Here are the constraints that govern what you can push:

  • you can only push whole changesets -- if you commit some changes together it's all or none on the pushing front, you can't break up a changeset after you commit it
  • you can't push a changeset without pushing all of it ancestor changesets to

So once you've committed a linear history like this:

[0]---[1]----[2]-----[3]

you can push changesets zero and one without pushing two and three, but if you want to push two you also have to push zero and one.

And if changeset one contains changes to both /MyProject/OtherStuff and /MyProject/MySharedLib/ you have to push those together.

Your only flexibility comes before you commit where you can control:

  • what goes into a changeset
  • what the parents of a changeset are (which also have to be pushed with it)

So if your history currently looks like this:

[0]---[1]

and hg status is showing something like this:

M MyProject/OtherStuff/file1
M MyProject/OtherStuff/file2
M MyProject/MySharedLib/file3
M MyProject/MySharedLib/file4

Then you want to make a new changeset that has only the changes for MySharedLib that you want to push:

hg commit --include MyProject/MySharedLib

making your history look like:

[0]----[1]-----[2]

and then, before you commit the changes in OtherStuff you don't want to push you do a hg update to change the current parent revision so that your new changeset will have a parent of one instead of two:

hg update 1

Now when you do:

hg commit

your new changeset, three, will have only the non-MySharedLib changes and a parent of one, so you history will look like this:

[0]-----[1]--------[2]
          \
           --------[3]

Since two and three aren't one another's ancestors you can push either one without pushing the other.

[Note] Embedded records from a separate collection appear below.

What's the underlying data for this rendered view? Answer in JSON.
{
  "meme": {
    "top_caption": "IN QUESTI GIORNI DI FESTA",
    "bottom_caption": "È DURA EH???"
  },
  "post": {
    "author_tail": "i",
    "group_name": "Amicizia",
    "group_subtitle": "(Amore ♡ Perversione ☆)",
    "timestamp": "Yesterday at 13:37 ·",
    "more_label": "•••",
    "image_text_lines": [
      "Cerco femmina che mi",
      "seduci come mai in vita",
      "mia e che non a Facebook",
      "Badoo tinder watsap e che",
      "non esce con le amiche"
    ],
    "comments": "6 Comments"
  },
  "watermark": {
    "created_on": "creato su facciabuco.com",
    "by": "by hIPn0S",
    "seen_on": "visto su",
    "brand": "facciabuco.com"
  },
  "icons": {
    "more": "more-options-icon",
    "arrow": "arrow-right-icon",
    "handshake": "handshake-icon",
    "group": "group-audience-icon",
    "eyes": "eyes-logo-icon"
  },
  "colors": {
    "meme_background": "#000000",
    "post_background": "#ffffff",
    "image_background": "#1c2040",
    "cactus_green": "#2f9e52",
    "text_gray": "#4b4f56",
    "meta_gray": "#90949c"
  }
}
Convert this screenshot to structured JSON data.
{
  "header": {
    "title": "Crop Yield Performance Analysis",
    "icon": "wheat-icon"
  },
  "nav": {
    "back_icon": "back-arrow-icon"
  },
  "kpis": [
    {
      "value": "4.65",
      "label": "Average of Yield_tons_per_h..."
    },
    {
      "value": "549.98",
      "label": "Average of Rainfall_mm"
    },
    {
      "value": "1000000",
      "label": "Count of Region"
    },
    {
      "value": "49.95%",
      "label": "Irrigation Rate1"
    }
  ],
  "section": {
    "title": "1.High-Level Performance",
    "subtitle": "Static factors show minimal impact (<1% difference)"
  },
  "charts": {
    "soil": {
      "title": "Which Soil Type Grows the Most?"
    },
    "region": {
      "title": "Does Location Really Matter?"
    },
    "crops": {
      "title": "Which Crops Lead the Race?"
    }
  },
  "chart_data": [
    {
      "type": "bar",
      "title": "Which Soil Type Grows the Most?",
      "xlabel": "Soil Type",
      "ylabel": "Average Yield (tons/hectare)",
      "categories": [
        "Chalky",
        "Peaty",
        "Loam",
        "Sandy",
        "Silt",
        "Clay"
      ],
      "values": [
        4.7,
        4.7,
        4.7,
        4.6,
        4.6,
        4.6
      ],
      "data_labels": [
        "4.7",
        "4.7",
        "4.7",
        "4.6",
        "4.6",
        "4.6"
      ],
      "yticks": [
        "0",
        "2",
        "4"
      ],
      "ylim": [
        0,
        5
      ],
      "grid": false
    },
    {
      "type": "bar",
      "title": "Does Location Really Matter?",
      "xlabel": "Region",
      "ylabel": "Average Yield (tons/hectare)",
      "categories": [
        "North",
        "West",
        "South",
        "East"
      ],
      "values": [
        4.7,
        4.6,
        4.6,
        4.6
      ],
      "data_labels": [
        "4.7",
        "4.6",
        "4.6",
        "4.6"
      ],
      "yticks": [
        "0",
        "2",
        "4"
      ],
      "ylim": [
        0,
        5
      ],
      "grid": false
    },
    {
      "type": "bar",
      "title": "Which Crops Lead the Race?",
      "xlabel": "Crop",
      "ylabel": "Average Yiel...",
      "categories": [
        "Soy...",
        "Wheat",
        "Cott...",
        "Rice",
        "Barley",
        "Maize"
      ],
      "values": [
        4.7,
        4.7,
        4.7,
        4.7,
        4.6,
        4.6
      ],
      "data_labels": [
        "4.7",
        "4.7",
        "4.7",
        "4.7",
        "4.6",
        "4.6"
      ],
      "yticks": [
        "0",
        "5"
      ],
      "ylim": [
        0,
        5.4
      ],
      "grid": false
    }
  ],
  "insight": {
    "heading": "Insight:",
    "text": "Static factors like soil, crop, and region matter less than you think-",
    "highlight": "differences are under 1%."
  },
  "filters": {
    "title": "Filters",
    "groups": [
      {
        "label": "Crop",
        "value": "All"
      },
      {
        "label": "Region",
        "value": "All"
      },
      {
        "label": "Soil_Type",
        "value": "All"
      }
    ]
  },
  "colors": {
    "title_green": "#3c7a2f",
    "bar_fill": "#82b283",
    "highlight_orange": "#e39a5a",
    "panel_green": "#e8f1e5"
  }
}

That said, omnifarious is right: your usage isn't just weird, it's out and out wrong. You should look at a subrepo setup. It almost certainly achieves your goals better than what you or I have just described.

Ry4an
Thank you very much for the clear explanation of how to manage multiple heads purposefully. As I said in the comment to omnifarious's answer, I'm currently using subrepos now, and was actually just seeing if there was a better way, since subrepos have some issues when cloning locally, branching, and don't necessarily show their status easily. My entire team is new to Mercurial, and subrepos are just one more thing to teach and handle, and I wanted to be sure that I made the right choice initially. Thanks again for the great explanation.
Andrew
No prob. Subrepos are definitely a little hassle-y right now, but they're only getting better with each release.
Ry4an
Indeed! I think a key insight into subrepos is that using them for shared libraries (meaning you actually contribute to them) is completely different than using them for remote libraries (that you're just pulling in as an API of sorts).